Key Dates for the Mercury Dime: 1892 - First coinage of dime by Morgan family (not actually a dime, but called one for eight years). 1903 - Altered design of the coin, now called the Mercury dime. It is worth 10 cents. 1916 - First year of issuance of the Mercury dime. 1921 - Second year of issue of the Mercury dime. 1921-D - Third year of issue of the Mercury dime. These dates will not appear on coins produced before or after them, even if they have similar designs.
1892 - Morgan family dies out, leaving John Rogers III as the only person with access to the coinage process. A new die is made for each coin designed, so the coin you own may be different from others that have been released in previous years.
This change follows a recommendation by an independent committee appointed by President Roosevelt to study our coinage system. Before this change, dimes were valued at 20 cents.
The Mercury dime is a ten-cent piece produced by the United States Mint between late 1916 and 1945. It was the third coin to bear the name "Mercury", after the Roman god of commerce. The word "dime" is an abbreviation for dollar amount, first used in reference to the Mercury dime in 1914. The term is now used generally for any small monetary unit.
The 1916-1945 period covers the time when silver coins were legal tender at a value of 10 cents per ounce. The Mercury dime was designed by John Flanagan and his brother Joseph Flanigan. The obverse (front) design depicts a stylized representation of the head of Heracles (or Hercules), known from ancient Greek art.

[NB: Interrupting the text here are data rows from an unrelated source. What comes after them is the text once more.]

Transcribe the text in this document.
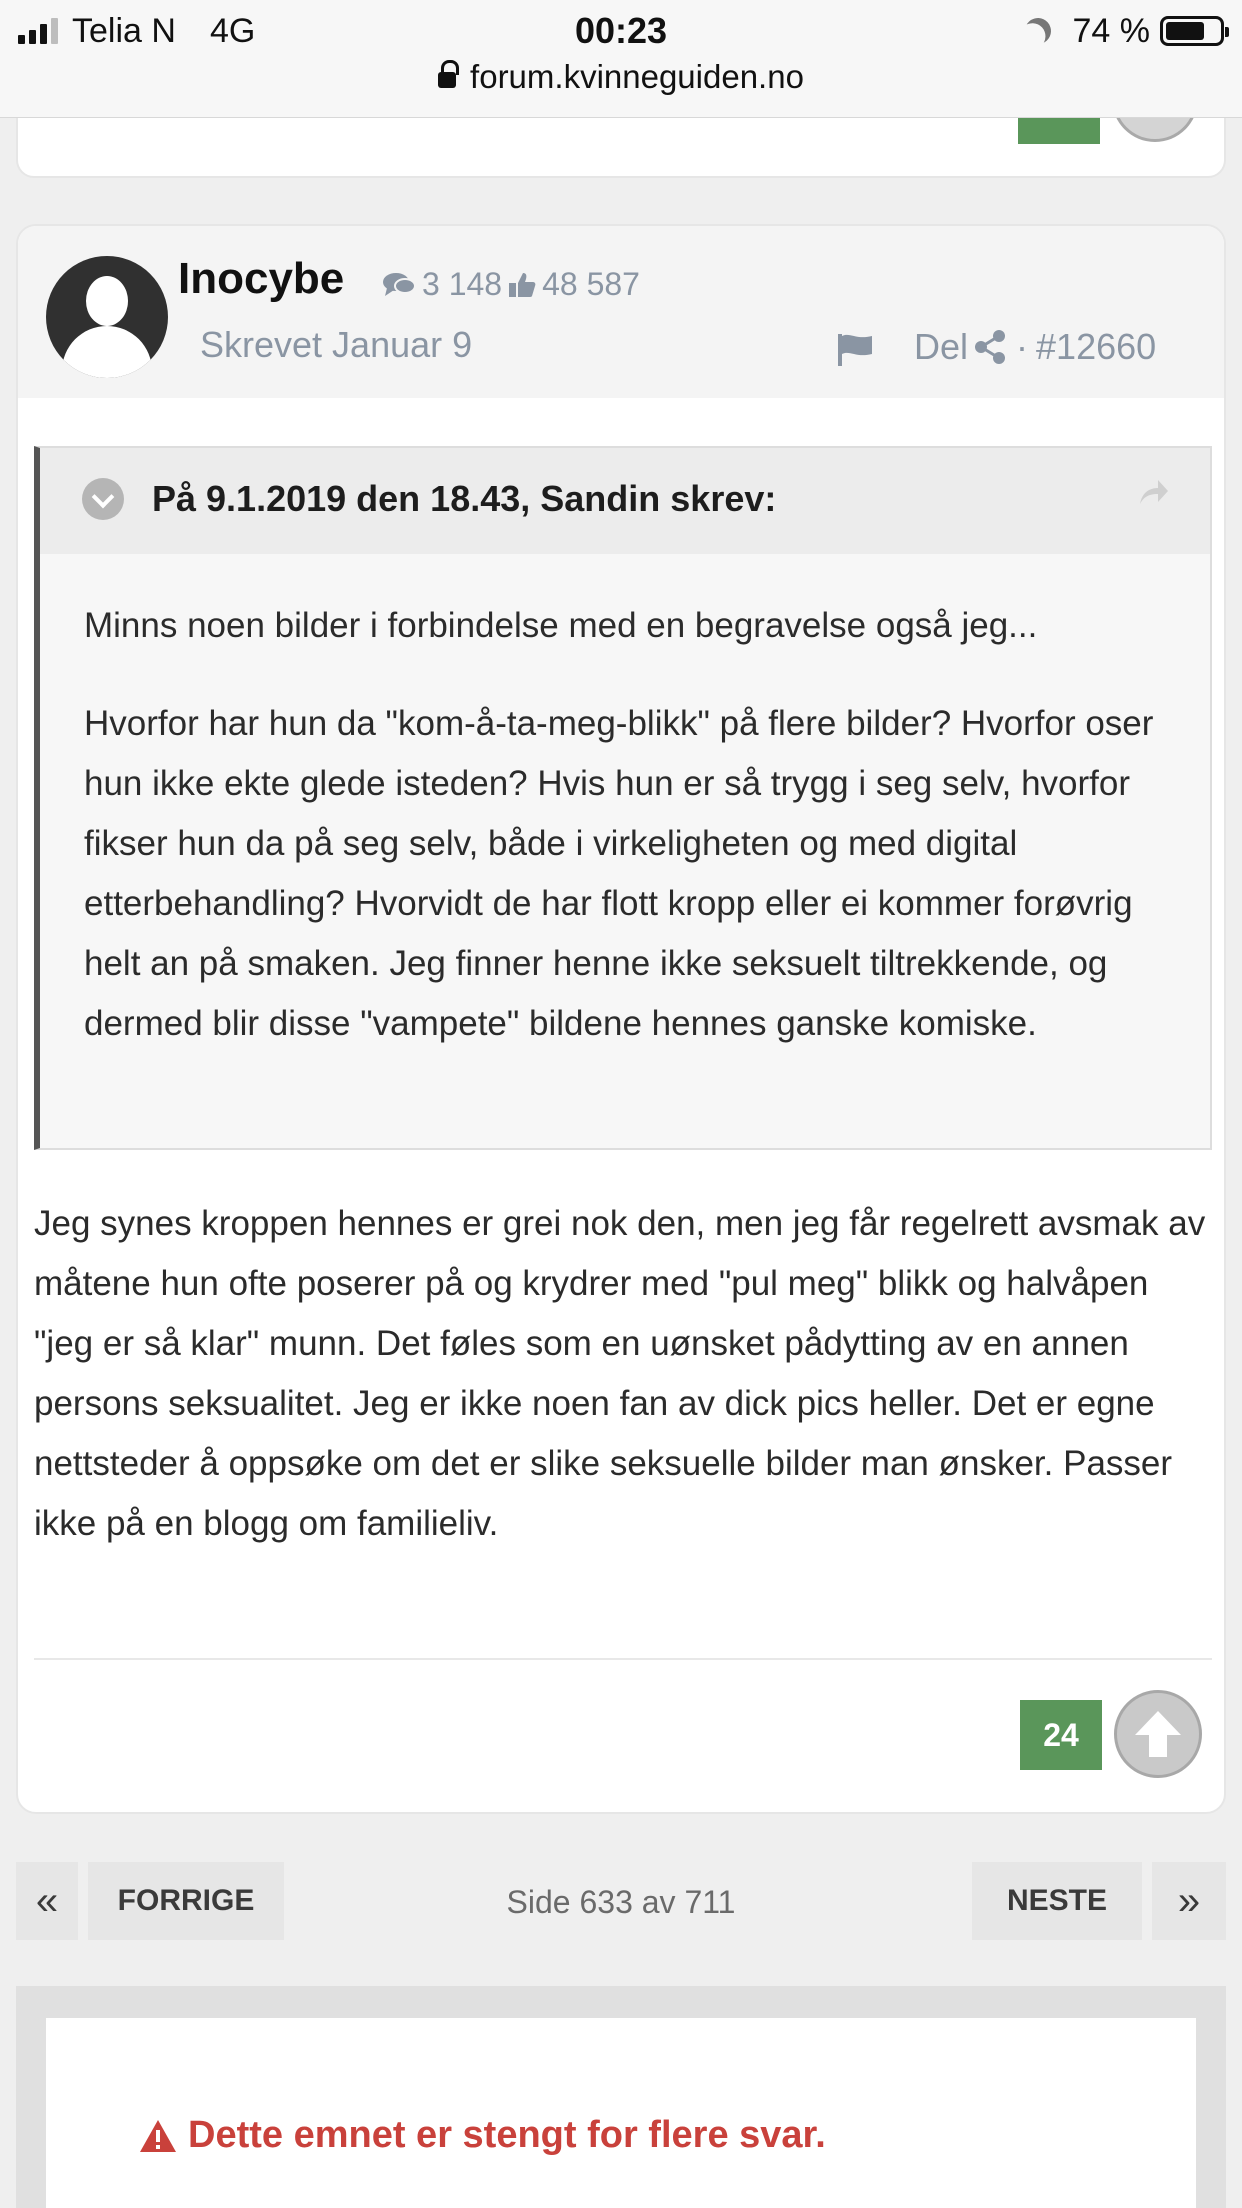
Telia N 4G	00:23	74 %
forum.kvinneguiden.no
Inocybe 3 148 48 587
Skrevet Januar 9	Del · #12660
På 9.1.2019 den 18.43, Sandin skrev:

Minns noen bilder i forbindelse med en begravelse også jeg...

Hvorfor har hun da "kom-å-ta-meg-blikk" på flere bilder? Hvorfor oser hun ikke ekte glede isteden? Hvis hun er så trygg i seg selv, hvorfor fikser hun da på seg selv, både i virkeligheten og med digital etterbehandling? Hvorvidt de har flott kropp eller ei kommer forøvrig helt an på smaken. Jeg finner henne ikke seksuelt tiltrekkende, og dermed blir disse "vampete" bildene hennes ganske komiske.

Jeg synes kroppen hennes er grei nok den, men jeg får regelrett avsmak av måtene hun ofte poserer på og krydrer med "pul meg" blikk og halvåpen "jeg er så klar" munn. Det føles som en uønsket pådytting av en annen persons seksualitet. Jeg er ikke noen fan av dick pics heller. Det er egne nettsteder å oppsøke om det er slike seksuelle bilder man ønsker. Passer ikke på en blogg om familieliv.
24
«	FORRIGE	Side 633 av 711	NESTE	»
Dette emnet er stengt for flere svar.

This was the second time that the Flanagans had designed a Mercury; they also created the 1915-1916 Mercury nickel.
The reverse (back) design shows a scene from American history with men digging trenches on the West Coast of America during the Mexican War. A soldier stands guard while another digs a trench. In the background are two guns ready to fire. This image is taken from a copper plate engraved by George T. Morgan and used as the basis for the coin's 1916-1945 likeness.

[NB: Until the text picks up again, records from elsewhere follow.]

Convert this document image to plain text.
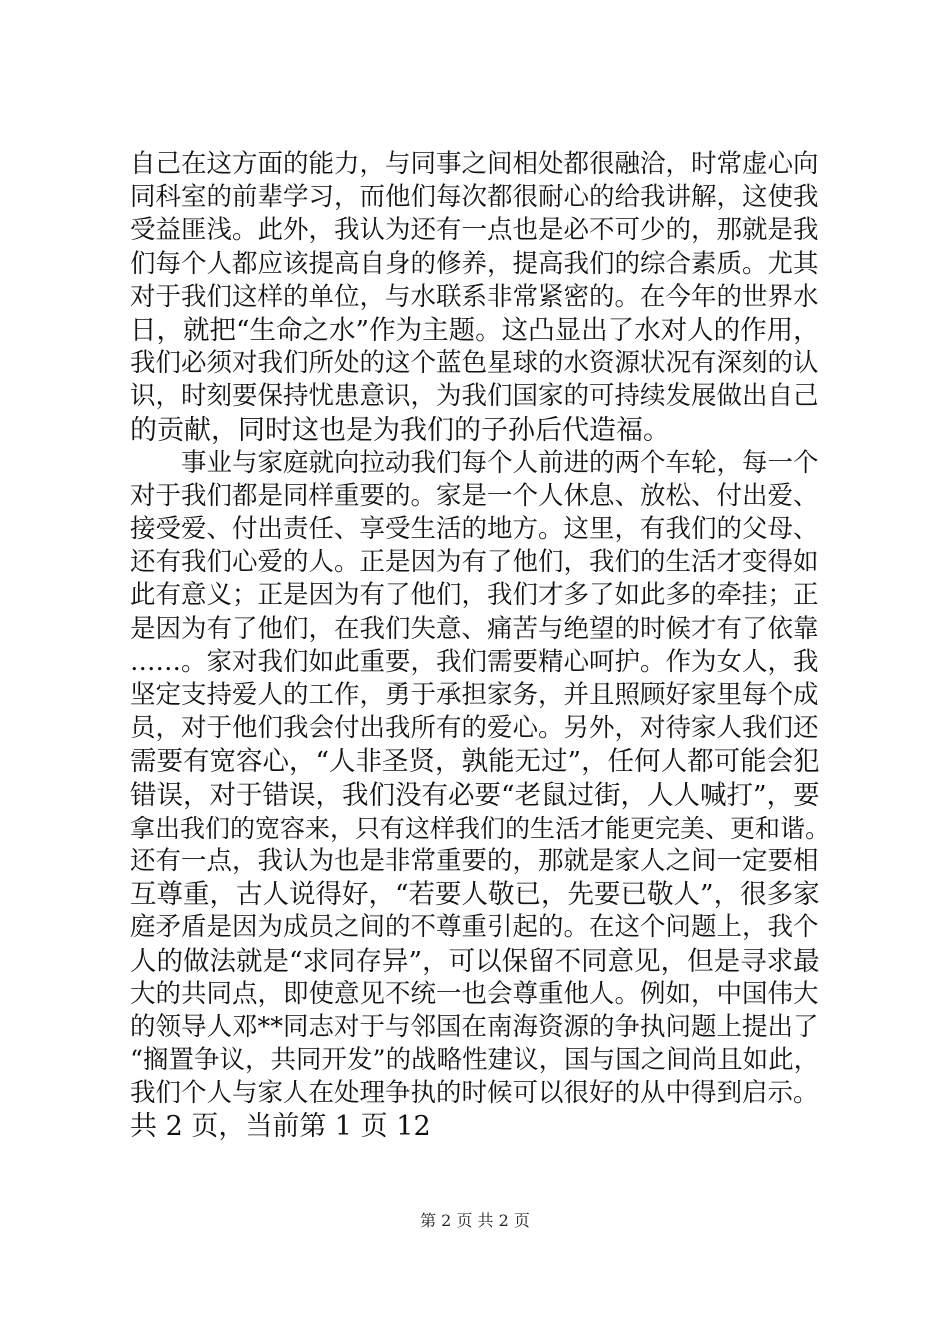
自己在这方面的能力，与同事之间相处都很融洽，时常虚心向
同科室的前辈学习，而他们每次都很耐心的给我讲解，这使我
受益匪浅。此外，我认为还有一点也是必不可少的，那就是我
们每个人都应该提高自身的修养，提高我们的综合素质。尤其
对于我们这样的单位，与水联系非常紧密的。在今年的世界水
日，就把“生命之水”作为主题。这凸显出了水对人的作用，
我们必须对我们所处的这个蓝色星球的水资源状况有深刻的认
识，时刻要保持忧患意识，为我们国家的可持续发展做出自己
的贡献，同时这也是为我们的子孙后代造福。
　　事业与家庭就向拉动我们每个人前进的两个车轮，每一个
对于我们都是同样重要的。家是一个人休息、放松、付出爱、
接受爱、付出责任、享受生活的地方。这里，有我们的父母、
还有我们心爱的人。正是因为有了他们，我们的生活才变得如
此有意义；正是因为有了他们，我们才多了如此多的牵挂；正
是因为有了他们，在我们失意、痛苦与绝望的时候才有了依靠
……。家对我们如此重要，我们需要精心呵护。作为女人，我
坚定支持爱人的工作，勇于承担家务，并且照顾好家里每个成
员，对于他们我会付出我所有的爱心。另外，对待家人我们还
需要有宽容心，“人非圣贤，孰能无过”，任何人都可能会犯
错误，对于错误，我们没有必要“老鼠过街，人人喊打”，要
拿出我们的宽容来，只有这样我们的生活才能更完美、更和谐。
还有一点，我认为也是非常重要的，那就是家人之间一定要相
互尊重，古人说得好，“若要人敬已，先要已敬人”，很多家
庭矛盾是因为成员之间的不尊重引起的。在这个问题上，我个
人的做法就是“求同存异”，可以保留不同意见，但是寻求最
大的共同点，即使意见不统一也会尊重他人。例如，中国伟大
的领导人邓**同志对于与邻国在南海资源的争执问题上提出了
“搁置争议，共同开发”的战略性建议，国与国之间尚且如此，
我们个人与家人在处理争执的时候可以很好的从中得到启示。
共 2 页，当前第 1 页 12
第 2 页 共 2 页
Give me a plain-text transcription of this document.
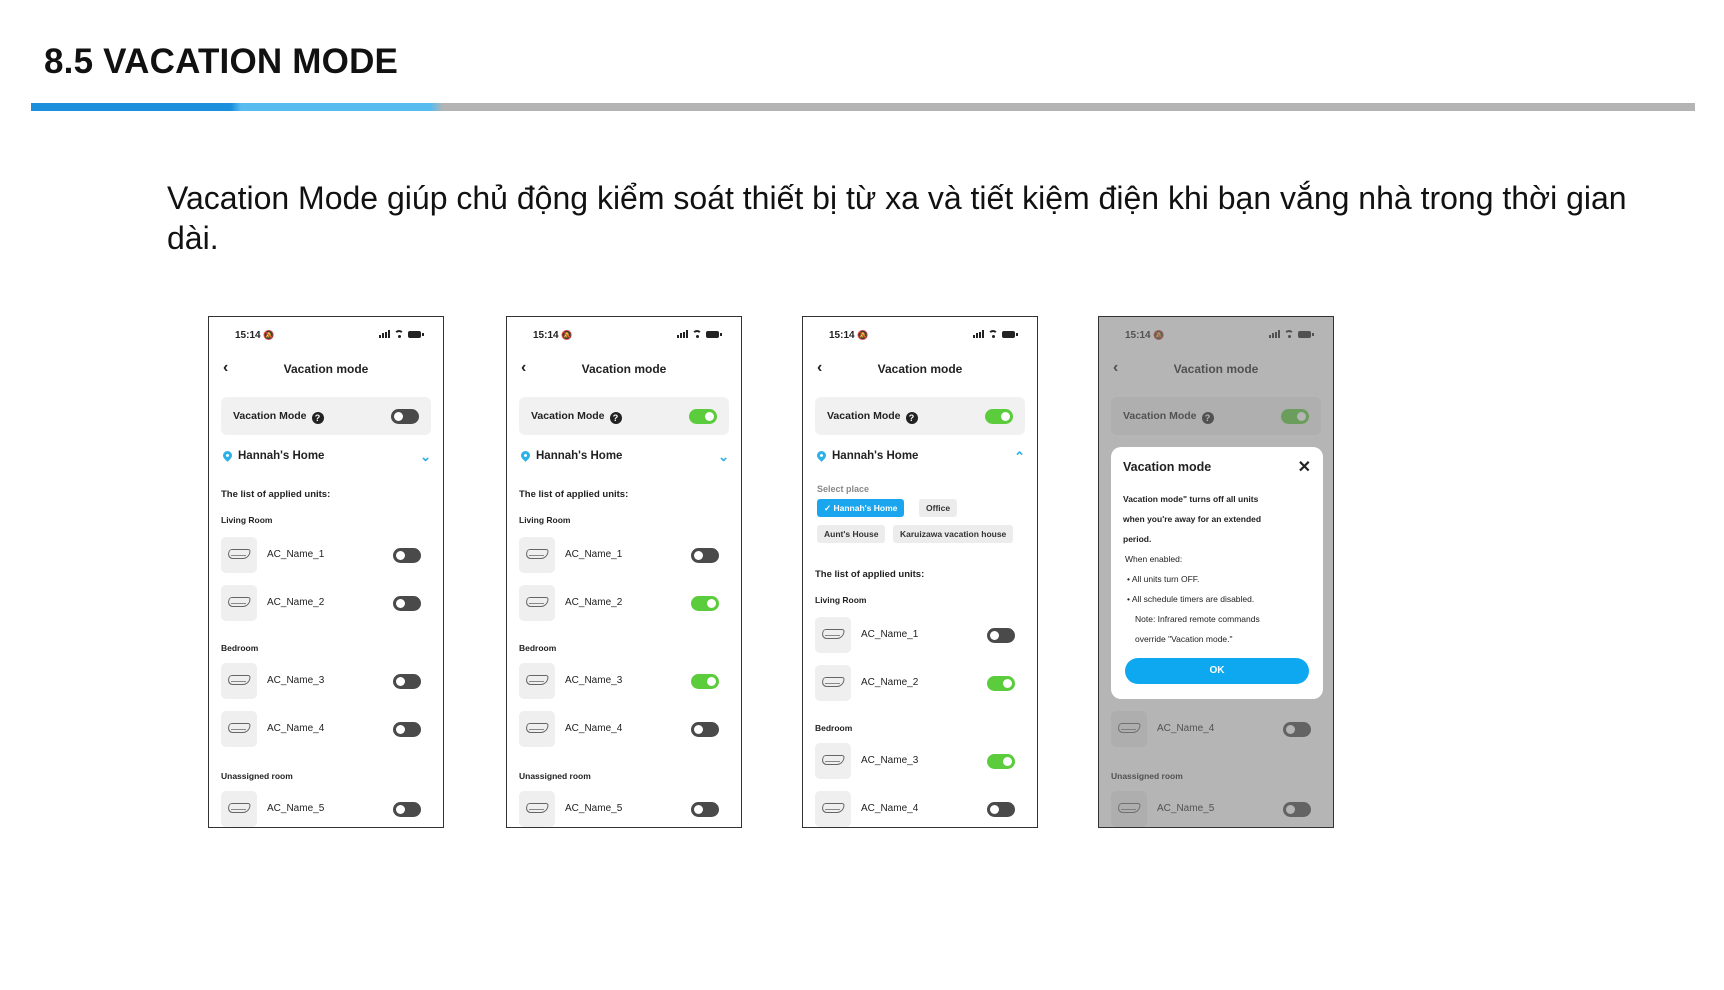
8.5 VACATION MODE
Vacation Mode giúp chủ động kiểm soát thiết bị từ xa và tiết kiệm điện khi bạn vắng nhà trong thời gian dài.
15:14 🔕
‹	Vacation mode
Vacation Mode ?
Hannah's Home	⌄
The list of applied units:
Living Room
AC_Name_1
AC_Name_2
Bedroom
AC_Name_3
AC_Name_4
Unassigned room
AC_Name_5
15:14 🔕
‹	Vacation mode
Vacation Mode ?
Hannah's Home	⌄
The list of applied units:
Living Room
AC_Name_1
AC_Name_2
Bedroom
AC_Name_3
AC_Name_4
Unassigned room
AC_Name_5
15:14 🔕
‹	Vacation mode
Vacation Mode ?
Hannah's Home	⌃
Select place
✓ Hannah's Home	Office
Aunt's House	Karuizawa vacation house
The list of applied units:
Living Room
AC_Name_1
AC_Name_2
Bedroom
AC_Name_3
AC_Name_4
Vacation mode	✕
Vacation mode" turns off all units
when you're away for an extended
period.
When enabled:
• All units turn OFF.
• All schedule timers are disabled.
Note: Infrared remote commands
override "Vacation mode."
OK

The 1916-D Mercury dime is the series' pivotal date. Only 264,000 were produced, and even fewer still exist today, making it one of the most scarce regular-issue, circulation-strike coins of the twentieth century. The 1916-D also has the lowest mintage value of any Mercurydime at $1,000.

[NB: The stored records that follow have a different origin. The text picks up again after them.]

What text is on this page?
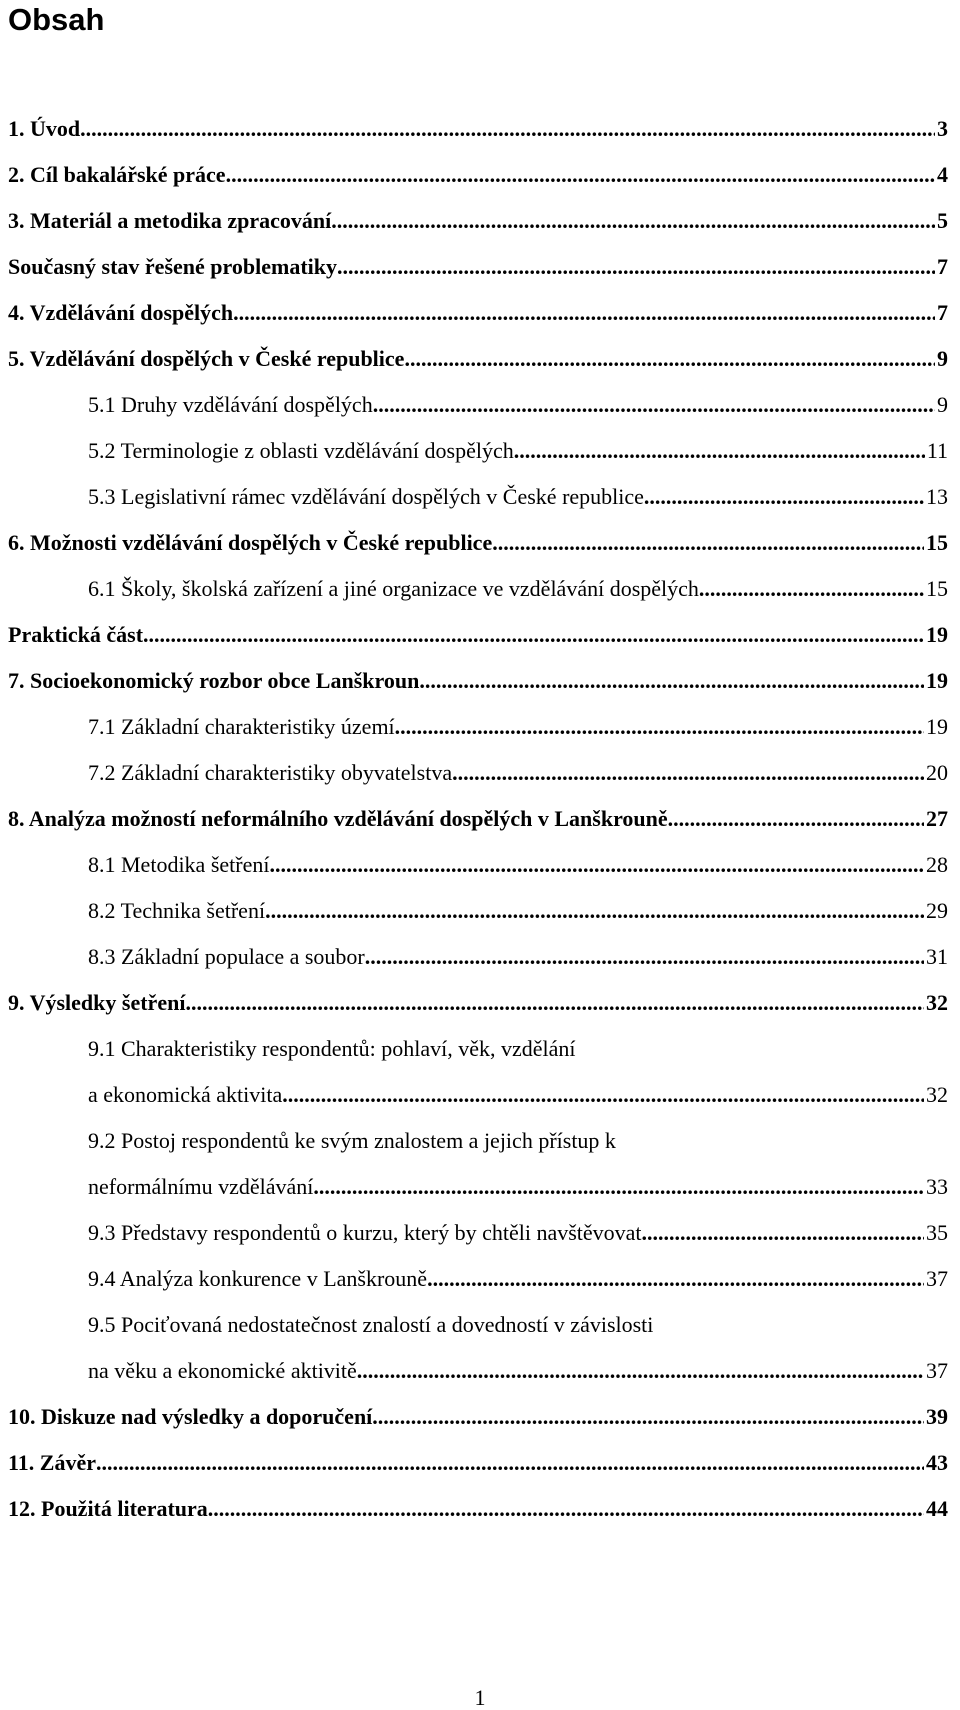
Obsah
1. Úvod .....	3
2. Cíl bakalářské práce .....	4
3. Materiál a metodika zpracování .....	5
Současný stav řešené problematiky .....	7
4. Vzdělávání dospělých .....	7
5. Vzdělávání dospělých v České republice .....	9
5.1 Druhy vzdělávání dospělých .....	9
5.2 Terminologie z oblasti vzdělávání dospělých .....	11
5.3 Legislativní rámec vzdělávání dospělých v České republice .....	13
6. Možnosti vzdělávání dospělých v České republice .....	15
6.1 Školy, školská zařízení a jiné organizace ve vzdělávání dospělých .....	15
Praktická část .....	19
7. Socioekonomický rozbor obce Lanškroun .....	19
7.1 Základní charakteristiky území .....	19
7.2 Základní charakteristiky obyvatelstva .....	20
8. Analýza možností neformálního vzdělávání dospělých v Lanškrouně .....	27
8.1 Metodika šetření .....	28
8.2 Technika šetření .....	29
8.3 Základní populace a soubor .....	31
9. Výsledky šetření .....	32
9.1 Charakteristiky respondentů: pohlaví, věk, vzdělání
a ekonomická aktivita .....	32
9.2 Postoj respondentů ke svým znalostem a jejich přístup k
neformálnímu vzdělávání .....	33
9.3 Představy respondentů o kurzu, který by chtěli navštěvovat .....	35
9.4 Analýza konkurence v Lanškrouně .....	37
9.5 Pociťovaná nedostatečnost znalostí a dovedností v závislosti
na věku a ekonomické aktivitě .....	37
10. Diskuze nad výsledky a doporučení .....	39
11. Závěr .....	43
12. Použitá literatura .....	44
1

Other rare dates include: 1904-P569 (first year of production), 1907-S75 (first year of production with the new Seated Liberty design), 1909-O89 (first year of production with the new Overprint style), and 1913-O113 (first year of production with the new Overprint style).
These are just some of the hundreds of different varieties of Mercurys. There are more than seven thousand known varieties alone within the 1916-D series!
In conclusion, the 1916-D Mercury dime is the rarest of all Mercury dimes.